1) When do positions begin?
2) How do I apply?
3) What is the housing situation?
4) Can I set up a bank account in Korea, and can I send money back home?
5) Does it matter that I don't speak Korean? Do most people in Korea speak English? Can I learn Korean while I am there?
6) What is the cost of living in Korea, relative to the U.S./Canada?
7) What will my classes be like?
8) What is the term of the contract?
9) Do I need to have special teaching experiences, certificates, or other credentials?
10) Will I be able to contact other foreign residents living in Korea? Is there much of an expatriate community in Korea?
11) Will I be paid in Korean Won or U.S. Dollars?
12) Is it possible to use computers or find access to the internet?



1) When do positions begin?

Positions are available on an ongoing basis. Each month several teaching posts become available. If you have a specific time you would prefer to start work it is best to begin the process at least one month prior to that date.

2) How do I apply?
Use our online application form or send your resume to Teacher Tech via FAX or Email.

3) What is the housing situation?
Housing is provided by the school. In most cases, two teachers share a two bedroom apartment.

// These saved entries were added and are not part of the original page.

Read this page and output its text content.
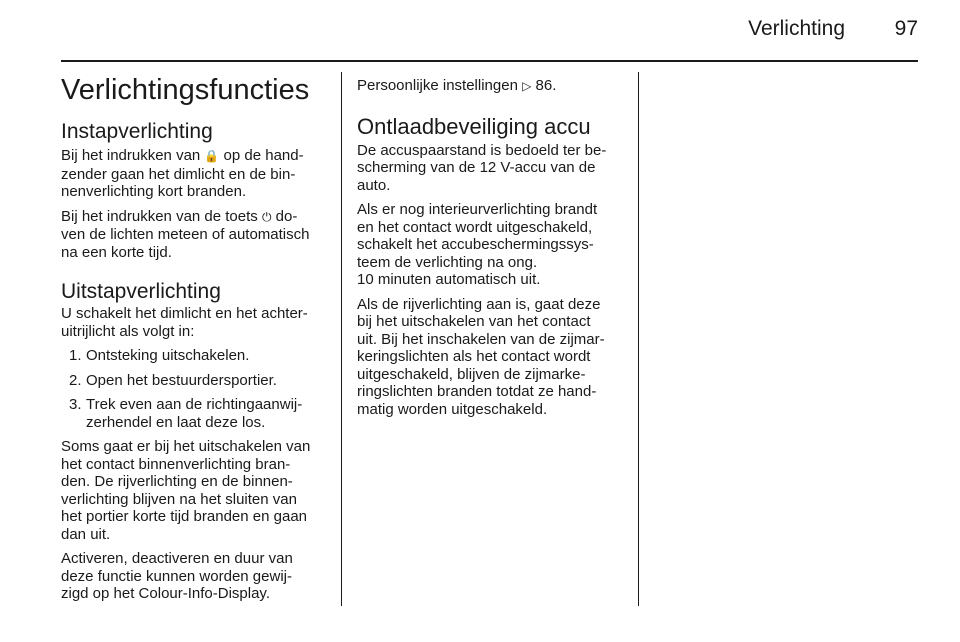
Verlichting	97
Verlichtingsfuncties
Instapverlichting
Bij het indrukken van 🔒 op de hand-
zender gaan het dimlicht en de bin-
nenverlichting kort branden.
Bij het indrukken van de toets ⏻ do-
ven de lichten meteen of automatisch
na een korte tijd.
Uitstapverlichting
U schakelt het dimlicht en het achter-
uitrijlicht als volgt in:
1. Ontsteking uitschakelen.
2. Open het bestuurdersportier.
3. Trek even aan de richtingaanwij-
zerhendel en laat deze los.
Soms gaat er bij het uitschakelen van
het contact binnenverlichting bran-
den. De rijverlichting en de binnen-
verlichting blijven na het sluiten van
het portier korte tijd branden en gaan
dan uit.
Activeren, deactiveren en duur van
deze functie kunnen worden gewij-
zigd op het Colour-Info-Display.
Persoonlijke instellingen ▷ 86.
Ontlaadbeveiliging accu
De accuspaarstand is bedoeld ter be-
scherming van de 12 V-accu van de
auto.
Als er nog interieurverlichting brandt
en het contact wordt uitgeschakeld,
schakelt het accubeschermingssys-
teem de verlichting na ong.
10 minuten automatisch uit.
Als de rijverlichting aan is, gaat deze
bij het uitschakelen van het contact
uit. Bij het inschakelen van de zijmar-
keringslichten als het contact wordt
uitgeschakeld, blijven de zijmarke-
ringslichten branden totdat ze hand-
matig worden uitgeschakeld.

The apartment will either be within walking distance of the school, or a short shuttle bus ride away. Teachers will not normally have to commute.

4) Can I set up a bank account in Korea, and can I send money back home?
Yes. Your school can usually help you to set up an account. Sending part of your salary home is also possible.

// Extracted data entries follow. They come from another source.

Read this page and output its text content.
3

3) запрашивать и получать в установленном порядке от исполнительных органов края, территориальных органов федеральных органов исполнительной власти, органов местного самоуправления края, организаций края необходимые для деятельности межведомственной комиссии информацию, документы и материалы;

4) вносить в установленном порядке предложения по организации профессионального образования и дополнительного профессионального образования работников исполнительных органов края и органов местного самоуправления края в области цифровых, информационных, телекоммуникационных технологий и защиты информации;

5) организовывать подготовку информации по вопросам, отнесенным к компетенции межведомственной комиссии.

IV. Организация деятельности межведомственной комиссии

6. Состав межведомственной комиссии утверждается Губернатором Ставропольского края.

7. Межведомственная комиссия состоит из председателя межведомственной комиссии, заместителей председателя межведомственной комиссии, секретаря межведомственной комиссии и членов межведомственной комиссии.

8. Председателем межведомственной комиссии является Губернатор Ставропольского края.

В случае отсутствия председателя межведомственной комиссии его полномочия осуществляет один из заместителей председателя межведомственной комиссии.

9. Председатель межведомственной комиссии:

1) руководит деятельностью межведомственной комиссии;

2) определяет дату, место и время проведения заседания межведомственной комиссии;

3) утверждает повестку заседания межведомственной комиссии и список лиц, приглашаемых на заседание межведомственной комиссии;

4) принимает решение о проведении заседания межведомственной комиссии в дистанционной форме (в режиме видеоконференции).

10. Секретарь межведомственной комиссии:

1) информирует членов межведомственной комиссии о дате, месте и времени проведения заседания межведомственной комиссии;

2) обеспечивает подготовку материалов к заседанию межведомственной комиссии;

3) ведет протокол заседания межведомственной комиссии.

5) Does it matter that I don't speak Korean? Do most people in Korea speak English? Can I learn Korean while I am there?
It doesn't matter if you speak Korean or not. Of course, it makes daily life easier if you know a few phrases. Most Koreans do not speak English, but there will be plenty of people around your school who will. Many people study Korean while living in Korea. Setting up classes may be difficult, but many people will be willing to help you with basic Korean in exchange for helping them with basic conversational English. Also, most major bookstores carry a variety of books and tapes to help people from other countries learn Korean.

6) What is the cost of living in Korea, relative to the U.S./Canada?
Most things are cheaper in Korea than in a major U.S. or Canadian city. Public transportation, eating in local restaurants, and entertainment may be much cheaper. Housing , major appliances, automobiles, and other durable goods are often similarly priced or more expensive.

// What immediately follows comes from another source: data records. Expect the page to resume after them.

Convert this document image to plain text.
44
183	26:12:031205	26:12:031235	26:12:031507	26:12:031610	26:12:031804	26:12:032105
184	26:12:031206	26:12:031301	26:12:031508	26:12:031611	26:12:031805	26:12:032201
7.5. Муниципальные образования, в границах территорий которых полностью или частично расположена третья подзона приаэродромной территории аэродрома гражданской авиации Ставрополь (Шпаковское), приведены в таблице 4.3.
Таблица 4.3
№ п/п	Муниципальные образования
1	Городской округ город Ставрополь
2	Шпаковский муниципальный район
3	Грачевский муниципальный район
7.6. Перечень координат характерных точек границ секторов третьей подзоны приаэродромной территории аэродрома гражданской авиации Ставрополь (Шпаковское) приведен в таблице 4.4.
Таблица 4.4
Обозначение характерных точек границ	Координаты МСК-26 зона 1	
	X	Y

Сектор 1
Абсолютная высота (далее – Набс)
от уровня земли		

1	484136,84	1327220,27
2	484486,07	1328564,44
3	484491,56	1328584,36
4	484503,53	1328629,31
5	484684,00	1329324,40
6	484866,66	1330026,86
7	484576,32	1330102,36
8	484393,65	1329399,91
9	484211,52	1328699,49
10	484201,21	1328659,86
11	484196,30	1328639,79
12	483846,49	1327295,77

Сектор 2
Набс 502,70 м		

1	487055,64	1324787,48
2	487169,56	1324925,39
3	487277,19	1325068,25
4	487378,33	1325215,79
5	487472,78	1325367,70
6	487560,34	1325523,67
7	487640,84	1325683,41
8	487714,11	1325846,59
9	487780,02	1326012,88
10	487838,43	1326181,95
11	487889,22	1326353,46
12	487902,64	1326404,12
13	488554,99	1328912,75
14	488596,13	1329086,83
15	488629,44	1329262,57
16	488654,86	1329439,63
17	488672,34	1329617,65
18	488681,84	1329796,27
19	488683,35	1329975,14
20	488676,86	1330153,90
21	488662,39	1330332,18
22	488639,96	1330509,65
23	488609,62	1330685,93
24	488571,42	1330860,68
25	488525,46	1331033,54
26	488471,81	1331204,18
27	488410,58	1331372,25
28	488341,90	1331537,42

7) What will my classes be like?
You will have classes of eight to ten students. The ages will normally range from five to fifteen, with students grouped by age and ability.

8) What is the term of the contract?
Contracts are for one year.

9) Do I need to have special teaching experiences, certificates, or other credentials?
No. Experienced teachers generally earn a higher salary, but Teacher Tech and your school will provide the necessary training and support .

10) Will I be able to contact other foreign residents living in Korea? Is there much of an expatriate community in Korea?
You are likely to have Americans, Canadians, or other foreign residents working in your school. There are also many clubs, associations, and activities supported by various national or interest groups.

11) Will I be paid in Korean Won or U.S. Dollars?
You will be paid in Korean Won, which is the local currency.

12) Is it possible to use computers or find access to the internet?
Yes. Most schools have some available computers for staff and teacher use. If not, internet cafes are easy to find in any Korean city or town.